A meal at Victor’s feels like you’ve been invited out to your most swanky friend’s beach house for a private dinner party. All of the small plates on the menu are designed for sharing so don’t hold back. Two dishes per person seems to be the rule of thumb.
Start with the tuna tartare, served on a house made tortilla chip topped with fresh local tuna, avocado relish, and a rich tamari sauce that makes for an alluring umami bite. Order some bacon wrapped dates for the table. These are fresh dates, not the wrinkly Medjools that you’ll find in the mirin-braised short ribs.
Fresh dates are in season for just two short summer months and their honeysuckle sweetness will send you into a frenzy when coupled with the buttery crunch of hazelnuts and the jolt of roasted garlic.

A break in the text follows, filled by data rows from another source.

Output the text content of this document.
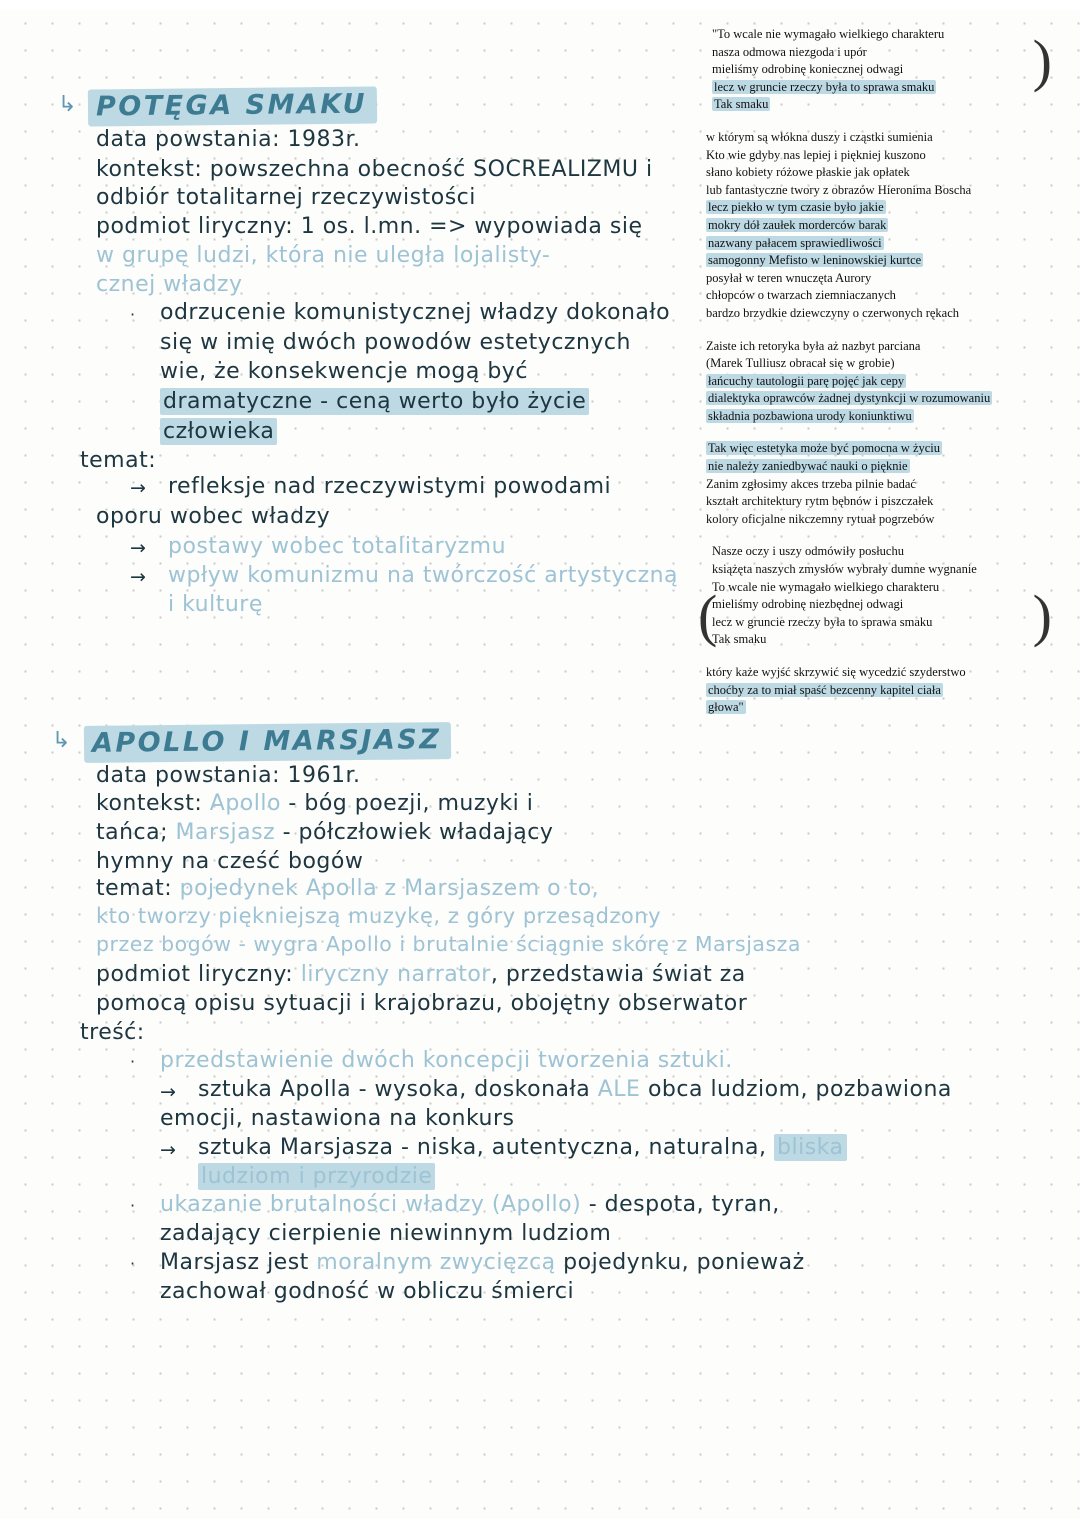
↳ POTĘGA SMAKU
data powstania: 1983r.
kontekst: powszechna obecność SOCREALIZMU i
odbiór totalitarnej rzeczywistości
podmiot liryczny: 1 os. l.mn. => wypowiada się
w grupę ludzi, która nie uległa lojalisty-
cznej władzy
· odrzucenie komunistycznej władzy dokonało
się w imię dwóch powodów estetycznych
wie, że konsekwencje mogą być
dramatyczne - ceną werto było życie
człowieka
temat:
→ refleksje nad rzeczywistymi powodami
oporu wobec władzy
→ postawy wobec totalitaryzmu
→ wpływ komunizmu na twórczość artystyczną
i kulturę
↳ APOLLO I MARSJASZ
data powstania: 1961r.
kontekst: Apollo - bóg poezji, muzyki i
tańca; Marsjasz - półczłowiek władający
hymny na cześć bogów
temat: pojedynek Apolla z Marsjaszem o to,
kto tworzy piękniejszą muzykę, z góry przesądzony
przez bogów - wygra Apollo i brutalnie ściągnie skórę z Marsjasza
podmiot liryczny: liryczny narrator, przedstawia świat za
pomocą opisu sytuacji i krajobrazu, obojętny obserwator
treść:
· przedstawienie dwóch koncepcji tworzenia sztuki.
→ sztuka Apolla - wysoka, doskonała ALE obca ludziom, pozbawiona
emocji, nastawiona na konkurs
→ sztuka Marsjasza - niska, autentyczna, naturalna, bliska
ludziom i przyrodzie
· ukazanie brutalności władzy (Apollo) - despota, tyran,
zadający cierpienie niewinnym ludziom
· Marsjasz jest moralnym zwycięzcą pojedynku, ponieważ
zachował godność w obliczu śmierci
)
"To wcale nie wymagało wielkiego charakteru
nasza odmowa niezgoda i upór
mieliśmy odrobinę koniecznej odwagi
lecz w gruncie rzeczy była to sprawa smaku
Tak smaku
w którym są włókna duszy i cząstki sumienia
Kto wie gdyby nas lepiej i piękniej kuszono
słano kobiety różowe płaskie jak opłatek
lub fantastyczne twory z obrazów Hieronima Boscha
lecz piekło w tym czasie było jakie
mokry dół zaułek morderców barak
nazwany pałacem sprawiedliwości
samogonny Mefisto w leninowskiej kurtce
posyłał w teren wnuczęta Aurory
chłopców o twarzach ziemniaczanych
bardzo brzydkie dziewczyny o czerwonych rękach
Zaiste ich retoryka była aż nazbyt parciana
(Marek Tulliusz obracał się w grobie)
łańcuchy tautologii parę pojęć jak cepy
dialektyka oprawców żadnej dystynkcji w rozumowaniu
składnia pozbawiona urody koniunktiwu
Tak więc estetyka może być pomocna w życiu
nie należy zaniedbywać nauki o pięknie
Zanim zgłosimy akces trzeba pilnie badać
kształt architektury rytm bębnów i piszczałek
kolory oficjalne nikczemny rytuał pogrzebów
(	)
Nasze oczy i uszy odmówiły posłuchu
książęta naszych zmysłów wybrały dumne wygnanie
To wcale nie wymagało wielkiego charakteru
mieliśmy odrobinę niezbędnej odwagi
lecz w gruncie rzeczy była to sprawa smaku
Tak smaku
który każe wyjść skrzywić się wycedzić szyderstwo
choćby za to miał spaść bezcenny kapitel ciała
głowa"
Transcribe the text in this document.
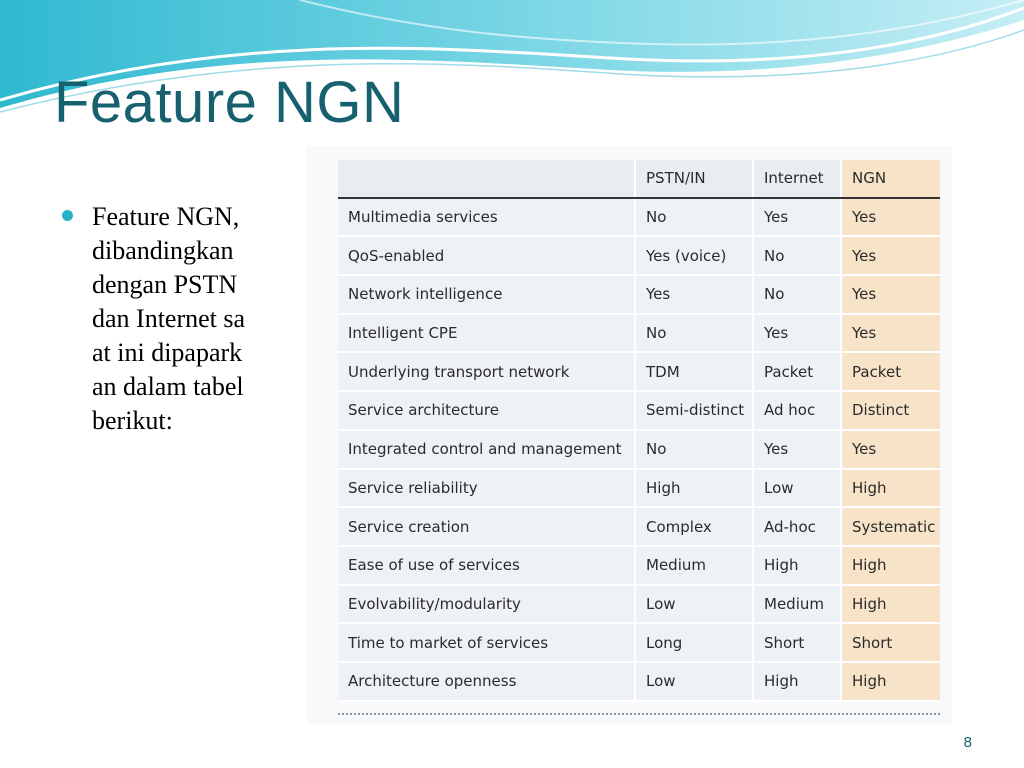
Feature NGN

Feature NGN, dibandingkan dengan PSTN dan Internet saat ini dipaparkan dalam tabel berikut:

	PSTN/IN	Internet	NGN
Multimedia services	No	Yes	Yes
QoS-enabled	Yes (voice)	No	Yes
Network intelligence	Yes	No	Yes
Intelligent CPE	No	Yes	Yes
Underlying transport network	TDM	Packet	Packet
Service architecture	Semi-distinct	Ad hoc	Distinct
Integrated control and management	No	Yes	Yes
Service reliability	High	Low	High
Service creation	Complex	Ad-hoc	Systematic
Ease of use of services	Medium	High	High
Evolvability/modularity	Low	Medium	High
Time to market of services	Long	Short	Short
Architecture openness	Low	High	High
8
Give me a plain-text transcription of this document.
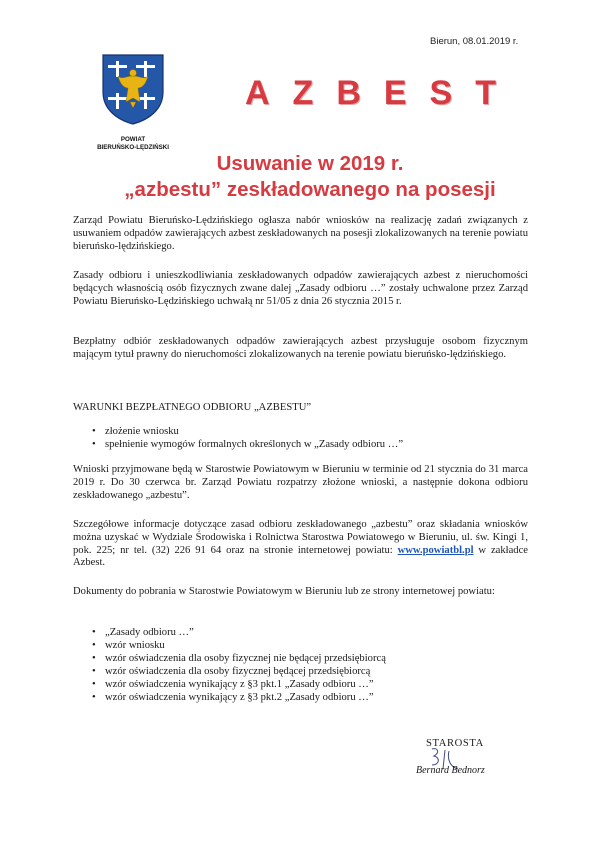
Bierun, 08.01.2019 r.
POWIAT
BIERUŃSKO-LĘDZIŃSKI
AZBEST
Usuwanie w 2019 r.
„azbestu” zeskładowanego na posesji

Zarząd Powiatu Bieruńsko-Lędzińskiego ogłasza nabór wniosków na realizację zadań związanych z usuwaniem odpadów zawierających azbest zeskładowanych na posesji zlokalizowanych na terenie powiatu bieruńsko-lędzińskiego.

Zasady odbioru i unieszkodliwiania zeskładowanych odpadów zawierających azbest z nieruchomości będących własnością osób fizycznych zwane dalej „Zasady odbioru …” zostały uchwalone przez Zarząd Powiatu Bieruńsko-Lędzińskiego uchwałą nr 51/05 z dnia 26 stycznia 2015 r.

Bezpłatny odbiór zeskładowanych odpadów zawierających azbest przysługuje osobom fizycznym mającym tytuł prawny do nieruchomości zlokalizowanych na terenie powiatu bieruńsko-lędzińskiego.

WARUNKI BEZPŁATNEGO ODBIORU „AZBESTU”
• złożenie wniosku
• spełnienie wymogów formalnych określonych w „Zasady odbioru …”

Wnioski przyjmowane będą w Starostwie Powiatowym w Bieruniu w terminie od 21 stycznia do 31 marca 2019 r. Do 30 czerwca br. Zarząd Powiatu rozpatrzy złożone wnioski, a następnie dokona odbioru zeskładowanego „azbestu”.

Szczegółowe informacje dotyczące zasad odbioru zeskładowanego „azbestu” oraz składania wniosków można uzyskać w Wydziale Środowiska i Rolnictwa Starostwa Powiatowego w Bieruniu, ul. św. Kingi 1, pok. 225; nr tel. (32) 226 91 64 oraz na stronie internetowej powiatu: www.powiatbl.pl w zakładce Azbest.

Dokumenty do pobrania w Starostwie Powiatowym w Bieruniu lub ze strony internetowej powiatu:

• „Zasady odbioru …”
• wzór wniosku
• wzór oświadczenia dla osoby fizycznej nie będącej przedsiębiorcą
• wzór oświadczenia dla osoby fizycznej będącej przedsiębiorcą
• wzór oświadczenia wynikający z §3 pkt.1 „Zasady odbioru …”
• wzór oświadczenia wynikający z §3 pkt.2 „Zasady odbioru …”
STAROSTA
Bernard Bednorz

Graduate to the sake steamed mussels and an order of handmade pork dumplings served with a savory peanut sauce. The deconstructed ahi Napoleon is fun to excavate for bits of cajun-seared tuna, crispy wontons, avocado, and delicate micro-greens. There are lobster sliders to please the crowd, served between shining knots of brioche alongside hand cut french fries.
It’s worth pausing by the lucent fire pit with your companions on the way out to tick off all of the dishes you’ve tried and compare your favorites. Just remember not to tick off the neighbors; after all, we’d like a return invitation to the most cherished dinner party in Provincetown.